1. imaging System Setup
Nota: Vedere Figura 1 e Figura 2.
- Recuperare un laser ad onda continua (CW) con 3 lunghezze d'onda: 405 nm, 473 nm e 532 nm. Posto 2 specchi (M1 e M2) distanza di 150 mm e allinearli con i loro aerei di specchio a 45° alla trave.
Nota: Questo passaggio viene eseguito per reindirizzare il laser lontano il setup di fronte-retro illuminazione. Il fascio risultante sarà nella stessa direzione del raggio iniziale. - Passare il raggio attraverso un diametro di 25 mm diaframma/pinhole (PH), un filtro di densità neutra (NDF) di diametro 50 mm con una gamma di densità ottica pari a 0 - 4.0, un espansore del fascio (BE), una fessura di 30 mm (S) con la larghezza di ~ 0 - 6 mm e uno specchio (M3) , tutti posizionati 150 mm da altro. Posizionare lo specchio con il suo piano di specchiatura a 45° alla trave.
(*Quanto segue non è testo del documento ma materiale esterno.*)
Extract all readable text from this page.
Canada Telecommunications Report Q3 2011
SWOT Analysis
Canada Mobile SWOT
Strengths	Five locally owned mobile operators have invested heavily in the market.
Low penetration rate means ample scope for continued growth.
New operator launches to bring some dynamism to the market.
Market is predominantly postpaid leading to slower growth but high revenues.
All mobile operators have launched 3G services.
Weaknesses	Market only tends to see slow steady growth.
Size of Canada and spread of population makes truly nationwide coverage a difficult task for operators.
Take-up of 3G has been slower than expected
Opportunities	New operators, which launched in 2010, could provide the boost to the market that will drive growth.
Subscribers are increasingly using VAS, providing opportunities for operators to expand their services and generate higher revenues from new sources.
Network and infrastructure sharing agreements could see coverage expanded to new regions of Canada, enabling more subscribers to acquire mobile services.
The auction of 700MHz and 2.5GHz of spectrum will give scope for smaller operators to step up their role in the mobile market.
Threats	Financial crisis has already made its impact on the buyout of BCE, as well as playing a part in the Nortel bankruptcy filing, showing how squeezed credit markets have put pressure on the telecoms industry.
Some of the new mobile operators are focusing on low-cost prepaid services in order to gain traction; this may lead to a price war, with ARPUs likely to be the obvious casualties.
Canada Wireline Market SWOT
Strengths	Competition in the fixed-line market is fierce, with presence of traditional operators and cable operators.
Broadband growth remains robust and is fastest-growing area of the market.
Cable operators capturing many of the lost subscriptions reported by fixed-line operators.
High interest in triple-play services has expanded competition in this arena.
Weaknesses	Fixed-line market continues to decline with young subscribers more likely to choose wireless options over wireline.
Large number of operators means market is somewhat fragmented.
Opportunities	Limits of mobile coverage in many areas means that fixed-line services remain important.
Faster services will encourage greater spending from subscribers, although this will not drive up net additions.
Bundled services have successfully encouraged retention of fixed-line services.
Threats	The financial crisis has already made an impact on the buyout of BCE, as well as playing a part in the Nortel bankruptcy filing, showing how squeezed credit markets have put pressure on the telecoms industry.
- Passare il raggio attraverso un divisore di fascio di 50: 50 a 150 mm dalla M3. Posizionare uno specchio (M6) 150 mm dal divisore di fascio e allinearlo in modo che il piano di specchiatura è a 45° per la trave che viene emesso in avanti. Utilizzare il fascio riflesso per formare un lato del foglio doppio-illuminazione luce.
- Posizionare uno specchio (M4) 150 mm dal divisore di fascio e allinearlo in modo che il piano di specchiatura è a 45° per la trave che è stata emessa ad un angolo di 90° dal divisore di fascio. Inserire un secondo specchio (M5) 150 mm dalla M4 e allinearlo affinché il piano di specchiatura è a 45° per il fascio riflettuto da M6. Utilizzare il fascio emesso dalla M5 per formare il secondo lato del foglio doppio-illuminazione luce.
- Impostare il sistema di illuminazione su due lati in modo simmetrico (Vedi Figura 1). Inserire una lente cilindrica (CL1) [Diametro (d) = 1; lunghezza focale (f) = 50 mm] 150 mm in linea con il fascio emesso dalla M5 su un lato e un altro identico lente cilindrica (CL2) 150 mm in linea con il fascio emesso dalla M6 sul lato opposto della setu dual-illuminazione p. Posizionare 2 specchi (M7 e M8) ogni in linea con le lenti cilindriche a distanza di 50 mm per riflettere il fascio a 90 °.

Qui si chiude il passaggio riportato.